SELECT EPIGRAMS FROM THE GREEK ANTHOLOGY
INTRODUCTION - III: The Sources
THE MATERIAL out of which this selection has been made is principally that immense mass of epigrams known as the Greek Anthology. An account of this celebrated collection and the way in which it was formed will be given presently; here it will be sufficient to say that, in addition to about four hundred Christian epigrams of the Byzantine period, it contains some three thousand seven hundred epigrams of all dates from 700 B.C. to 1000 or even 1200 A.D., preserved in two Byzantine collections, the one probably of the tenth, the other of the fourteenth century, named respectively the Palatine and Planudean Anthologies. The great mass of the contents of both is the same; but the former contains a large amount of material not found in the latter, and the latter a small amount not found in the former.

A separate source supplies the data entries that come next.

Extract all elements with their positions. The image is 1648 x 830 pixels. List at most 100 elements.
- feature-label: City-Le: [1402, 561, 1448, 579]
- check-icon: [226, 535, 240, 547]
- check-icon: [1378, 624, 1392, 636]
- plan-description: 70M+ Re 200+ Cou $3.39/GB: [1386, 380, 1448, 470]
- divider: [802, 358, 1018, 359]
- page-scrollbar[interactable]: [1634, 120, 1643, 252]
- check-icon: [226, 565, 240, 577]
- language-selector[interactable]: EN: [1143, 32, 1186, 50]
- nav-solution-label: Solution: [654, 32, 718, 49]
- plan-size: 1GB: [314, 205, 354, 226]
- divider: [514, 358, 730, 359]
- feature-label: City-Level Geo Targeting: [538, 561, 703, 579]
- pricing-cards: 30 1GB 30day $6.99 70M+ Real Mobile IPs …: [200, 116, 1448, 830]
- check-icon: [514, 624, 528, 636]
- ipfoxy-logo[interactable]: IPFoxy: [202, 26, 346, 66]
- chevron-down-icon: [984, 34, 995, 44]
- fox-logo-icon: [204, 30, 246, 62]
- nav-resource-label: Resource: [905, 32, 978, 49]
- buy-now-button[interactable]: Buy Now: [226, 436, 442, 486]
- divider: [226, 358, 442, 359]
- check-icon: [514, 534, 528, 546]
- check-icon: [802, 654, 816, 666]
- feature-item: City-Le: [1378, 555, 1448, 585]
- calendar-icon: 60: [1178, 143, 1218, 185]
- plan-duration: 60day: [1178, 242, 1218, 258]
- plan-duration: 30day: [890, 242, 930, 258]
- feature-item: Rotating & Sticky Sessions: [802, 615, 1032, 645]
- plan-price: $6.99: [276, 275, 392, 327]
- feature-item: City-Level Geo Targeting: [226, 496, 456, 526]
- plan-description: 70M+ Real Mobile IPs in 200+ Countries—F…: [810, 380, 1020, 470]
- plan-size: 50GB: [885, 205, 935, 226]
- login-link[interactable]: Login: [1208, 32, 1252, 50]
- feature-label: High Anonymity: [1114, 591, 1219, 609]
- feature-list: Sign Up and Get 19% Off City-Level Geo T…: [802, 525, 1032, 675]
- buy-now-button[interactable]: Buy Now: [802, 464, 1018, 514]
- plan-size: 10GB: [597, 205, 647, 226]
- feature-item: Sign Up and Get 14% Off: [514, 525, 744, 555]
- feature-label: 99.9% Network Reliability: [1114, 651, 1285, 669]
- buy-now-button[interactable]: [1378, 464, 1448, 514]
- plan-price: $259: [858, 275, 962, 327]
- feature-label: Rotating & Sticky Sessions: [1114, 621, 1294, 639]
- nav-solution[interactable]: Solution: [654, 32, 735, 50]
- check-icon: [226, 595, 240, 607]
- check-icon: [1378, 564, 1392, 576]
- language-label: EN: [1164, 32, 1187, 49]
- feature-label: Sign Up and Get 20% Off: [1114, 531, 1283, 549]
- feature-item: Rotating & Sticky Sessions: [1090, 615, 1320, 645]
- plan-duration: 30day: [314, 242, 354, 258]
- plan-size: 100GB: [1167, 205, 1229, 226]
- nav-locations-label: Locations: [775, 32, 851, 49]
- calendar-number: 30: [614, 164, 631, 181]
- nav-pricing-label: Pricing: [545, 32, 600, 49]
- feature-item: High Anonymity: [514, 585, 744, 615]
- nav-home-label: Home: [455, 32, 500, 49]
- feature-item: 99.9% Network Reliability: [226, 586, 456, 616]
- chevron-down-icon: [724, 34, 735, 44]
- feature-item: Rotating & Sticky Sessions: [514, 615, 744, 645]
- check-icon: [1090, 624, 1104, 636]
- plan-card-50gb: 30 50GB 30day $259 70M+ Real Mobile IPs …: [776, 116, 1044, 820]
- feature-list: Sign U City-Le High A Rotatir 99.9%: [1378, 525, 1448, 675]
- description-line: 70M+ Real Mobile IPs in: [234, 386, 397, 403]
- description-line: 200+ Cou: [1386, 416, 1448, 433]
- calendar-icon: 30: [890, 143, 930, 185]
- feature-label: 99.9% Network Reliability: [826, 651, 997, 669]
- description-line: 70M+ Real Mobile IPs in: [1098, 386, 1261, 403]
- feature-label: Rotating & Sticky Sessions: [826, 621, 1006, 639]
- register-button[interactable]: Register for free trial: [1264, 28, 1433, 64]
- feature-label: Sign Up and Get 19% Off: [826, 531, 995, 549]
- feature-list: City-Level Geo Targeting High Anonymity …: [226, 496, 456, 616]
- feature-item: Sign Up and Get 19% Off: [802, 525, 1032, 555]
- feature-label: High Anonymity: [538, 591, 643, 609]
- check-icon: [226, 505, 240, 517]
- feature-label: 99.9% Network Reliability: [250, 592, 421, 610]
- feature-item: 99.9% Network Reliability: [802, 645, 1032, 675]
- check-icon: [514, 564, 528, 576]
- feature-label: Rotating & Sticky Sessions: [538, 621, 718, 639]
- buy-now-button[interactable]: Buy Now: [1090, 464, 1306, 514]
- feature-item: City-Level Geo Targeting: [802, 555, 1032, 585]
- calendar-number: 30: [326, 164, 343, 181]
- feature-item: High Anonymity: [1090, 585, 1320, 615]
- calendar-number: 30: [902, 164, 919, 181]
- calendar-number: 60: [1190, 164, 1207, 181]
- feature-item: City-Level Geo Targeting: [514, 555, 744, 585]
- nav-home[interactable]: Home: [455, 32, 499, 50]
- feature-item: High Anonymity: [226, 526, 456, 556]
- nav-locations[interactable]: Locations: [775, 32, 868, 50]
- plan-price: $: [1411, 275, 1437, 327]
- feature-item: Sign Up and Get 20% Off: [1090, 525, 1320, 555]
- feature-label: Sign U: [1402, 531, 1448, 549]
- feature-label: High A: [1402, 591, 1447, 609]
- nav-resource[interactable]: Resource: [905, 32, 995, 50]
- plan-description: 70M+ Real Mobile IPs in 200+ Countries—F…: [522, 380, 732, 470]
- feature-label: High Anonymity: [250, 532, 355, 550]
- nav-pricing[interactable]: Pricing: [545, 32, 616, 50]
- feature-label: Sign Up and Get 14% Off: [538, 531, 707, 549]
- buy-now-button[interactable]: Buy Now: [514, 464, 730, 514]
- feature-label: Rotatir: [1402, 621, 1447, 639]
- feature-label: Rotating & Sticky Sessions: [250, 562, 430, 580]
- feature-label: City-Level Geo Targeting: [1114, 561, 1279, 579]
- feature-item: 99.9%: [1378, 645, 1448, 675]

For much the greatest number of these epigrams the Anthology is the only source. But many are also found cited by various authors or contained among their other works. It is not necessary to pursue this subject into detail. A few typical instances are the citations of the epitaph by Simonides on the three hundred Spartans who fell at Thermopylae, not only by Herodotus[1] but by Diodorus Siculus and Strabo, the former in a historical, the latter in a geographical, work: of the epigram by Plato on the Eretrian exiles[2] by Philostratus in his Life of Apollonius: of many epigrams purporting to be written by philosophers, or actually written upon them and their works, by Diogenes Laertius in his Lives of the Philosophers. Plutarch among the vast mass of his historical and ethical writings quotes incidentally a considerable number of epigrams. A very large number are quoted by Athenaeus in that treasury of odds and ends, the Deipnosophistae. A great many too are cited in the lexicon which goes under the name of Suidas, and which, beginning at an unknown date, continued to receive additional entries certainly up to the eleventh century.